Feeling that I was giving short shrift, I thought I would give the Hobgoblin from Wychwood the first taste this time. At 5.2% ABV this is the strongest of the bunch that I was trying and, being ruby, I suspected that it would look it too. Sure enough, the musty spice aroma spoke of something a little more strong and powerful than the blondes and the pouring revealed a chestnutty aspect to the ruby beer that had been promised. Here we had the full power of the yeast and malt over the hops, and they very much kept centre stage in terms of aroma. First taste was dominated by that yeasty spice with flashes of heavy and deep malt, there was little to play with in terms of hops on this one. Obviously a big hitter and it tasted like it, no fear of this being something you accidentally session, you must make a conscious decision, and no danger of it sneaking up on you. As one drinks this gains in strength and the taste does improve over time too, the aftertaste seeming to add an extra dimension to the taste as one goes. Anna suggested that this verged toward the stout side of things and I think she may have a point there, there's a definite reliance on the malt over hops.
For Pendle Witches Brew I confess that I rather lost my head and completely forgot to take a picture, but hopefully the rest of this review can explain why. Lovely golden colour on pouring that left an amber aspect to the glass. Decent head fizzed up and then departed as I like them to, without losing any of the liquid. At 5.1% ABV this was slightly less strong than the Hobgoblin but that was no detriment. Indeed, the aroma here seemed better and more carefully balanced. Light hops on the nose, vague sharpness that denoted some aspect of citrus flavour but considerably less yeasty. The taste was full of obvious spice, calling to mind the ash and smoke of a bonfire night but without going the whole hog into a simple autumn brew, which was nice.

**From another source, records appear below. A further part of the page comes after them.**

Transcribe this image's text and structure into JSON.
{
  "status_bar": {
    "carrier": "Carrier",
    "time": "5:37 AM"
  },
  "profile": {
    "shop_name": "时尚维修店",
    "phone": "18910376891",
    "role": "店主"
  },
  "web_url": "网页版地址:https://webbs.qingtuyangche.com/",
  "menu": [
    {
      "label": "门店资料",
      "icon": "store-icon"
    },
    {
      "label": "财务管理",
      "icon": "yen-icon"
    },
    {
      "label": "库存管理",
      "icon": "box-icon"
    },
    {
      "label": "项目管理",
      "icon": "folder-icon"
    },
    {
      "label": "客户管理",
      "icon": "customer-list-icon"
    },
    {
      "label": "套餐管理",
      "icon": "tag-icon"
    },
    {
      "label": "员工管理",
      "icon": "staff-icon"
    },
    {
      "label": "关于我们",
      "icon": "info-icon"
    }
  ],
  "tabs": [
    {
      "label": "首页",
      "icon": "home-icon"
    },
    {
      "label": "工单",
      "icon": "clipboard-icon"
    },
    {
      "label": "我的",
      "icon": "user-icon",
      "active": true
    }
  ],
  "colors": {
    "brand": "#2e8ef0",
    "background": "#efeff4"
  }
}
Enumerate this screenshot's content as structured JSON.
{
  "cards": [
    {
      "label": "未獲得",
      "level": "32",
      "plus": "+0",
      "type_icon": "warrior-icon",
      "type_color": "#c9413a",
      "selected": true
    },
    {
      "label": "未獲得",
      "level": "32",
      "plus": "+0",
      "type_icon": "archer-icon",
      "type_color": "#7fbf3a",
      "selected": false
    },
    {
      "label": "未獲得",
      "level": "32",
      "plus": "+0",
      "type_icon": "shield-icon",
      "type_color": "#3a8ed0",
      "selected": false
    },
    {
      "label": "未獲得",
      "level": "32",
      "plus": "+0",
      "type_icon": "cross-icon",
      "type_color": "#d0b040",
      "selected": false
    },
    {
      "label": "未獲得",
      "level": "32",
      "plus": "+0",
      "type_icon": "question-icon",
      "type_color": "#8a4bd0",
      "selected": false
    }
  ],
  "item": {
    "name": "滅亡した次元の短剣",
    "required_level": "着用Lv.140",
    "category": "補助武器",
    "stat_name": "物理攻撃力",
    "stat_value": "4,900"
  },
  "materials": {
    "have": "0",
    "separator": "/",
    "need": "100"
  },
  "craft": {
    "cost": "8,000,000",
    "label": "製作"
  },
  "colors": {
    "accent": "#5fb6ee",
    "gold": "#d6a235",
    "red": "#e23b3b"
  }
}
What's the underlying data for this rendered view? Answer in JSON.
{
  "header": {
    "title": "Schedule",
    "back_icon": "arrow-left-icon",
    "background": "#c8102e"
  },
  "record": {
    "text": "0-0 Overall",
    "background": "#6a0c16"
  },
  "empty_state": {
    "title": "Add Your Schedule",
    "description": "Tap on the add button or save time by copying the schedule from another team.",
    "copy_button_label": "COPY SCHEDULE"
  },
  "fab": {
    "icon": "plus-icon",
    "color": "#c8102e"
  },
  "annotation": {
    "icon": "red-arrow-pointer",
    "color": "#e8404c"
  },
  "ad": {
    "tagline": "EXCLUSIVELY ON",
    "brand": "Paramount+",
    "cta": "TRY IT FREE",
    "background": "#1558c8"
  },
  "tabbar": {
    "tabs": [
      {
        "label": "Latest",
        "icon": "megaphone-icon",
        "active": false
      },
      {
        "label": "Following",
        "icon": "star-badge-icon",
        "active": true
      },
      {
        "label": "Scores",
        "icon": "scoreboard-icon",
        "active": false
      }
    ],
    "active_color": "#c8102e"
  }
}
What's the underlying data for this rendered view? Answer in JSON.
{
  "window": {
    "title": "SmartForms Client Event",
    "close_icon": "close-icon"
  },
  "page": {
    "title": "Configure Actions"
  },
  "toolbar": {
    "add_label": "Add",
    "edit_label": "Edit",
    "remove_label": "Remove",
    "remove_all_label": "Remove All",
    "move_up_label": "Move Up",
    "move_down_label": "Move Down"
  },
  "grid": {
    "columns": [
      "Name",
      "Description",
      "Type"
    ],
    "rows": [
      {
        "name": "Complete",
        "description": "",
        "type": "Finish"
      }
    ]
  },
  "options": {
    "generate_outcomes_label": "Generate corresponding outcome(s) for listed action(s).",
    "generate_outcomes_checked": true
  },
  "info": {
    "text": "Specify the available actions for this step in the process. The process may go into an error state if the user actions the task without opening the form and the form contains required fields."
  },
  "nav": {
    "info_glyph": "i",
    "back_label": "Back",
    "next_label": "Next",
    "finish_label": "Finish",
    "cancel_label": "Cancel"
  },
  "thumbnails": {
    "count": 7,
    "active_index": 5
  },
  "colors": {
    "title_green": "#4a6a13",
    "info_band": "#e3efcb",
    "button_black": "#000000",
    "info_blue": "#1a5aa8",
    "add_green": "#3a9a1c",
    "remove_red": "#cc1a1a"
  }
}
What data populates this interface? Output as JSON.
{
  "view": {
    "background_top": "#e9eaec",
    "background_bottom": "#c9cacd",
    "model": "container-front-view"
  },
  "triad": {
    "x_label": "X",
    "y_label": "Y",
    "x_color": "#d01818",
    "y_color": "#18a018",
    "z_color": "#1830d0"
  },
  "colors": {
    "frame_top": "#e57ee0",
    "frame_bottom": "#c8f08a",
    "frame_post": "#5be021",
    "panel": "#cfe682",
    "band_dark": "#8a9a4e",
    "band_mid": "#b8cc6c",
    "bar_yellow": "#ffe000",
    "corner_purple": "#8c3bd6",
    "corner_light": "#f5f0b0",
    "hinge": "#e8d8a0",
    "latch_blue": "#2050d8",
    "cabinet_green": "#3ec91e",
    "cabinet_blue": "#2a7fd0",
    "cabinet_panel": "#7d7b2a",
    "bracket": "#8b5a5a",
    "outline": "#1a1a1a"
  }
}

Carbonation was at a good level, enough to bring the yeast through the malt and over the hops but no more. Less sweet than the Hobgoblin too. Anna pronounced it "slightly nutty" and the malt did take more of a back seat to the bittering hops that rounded things out leaving a faint spice vestige of yeast on the back of the throat and that was no bad thing.
The fact that I immediately followed the Pendle Witches Brew with a second and was so totally lost in the enjoyment of it means that I have to say that it was the winner for me. A lovely ale all round and did a good job with being themed toward a famous witch trial (that may have had more to do with matriarchal clan structures than beliefs in witchcraft in Lancashire) which made it more local to me. I obviously enjoyed it a great deal and I shall be repeating the experience as soon as I am able, when I may well make good the lack of image on here!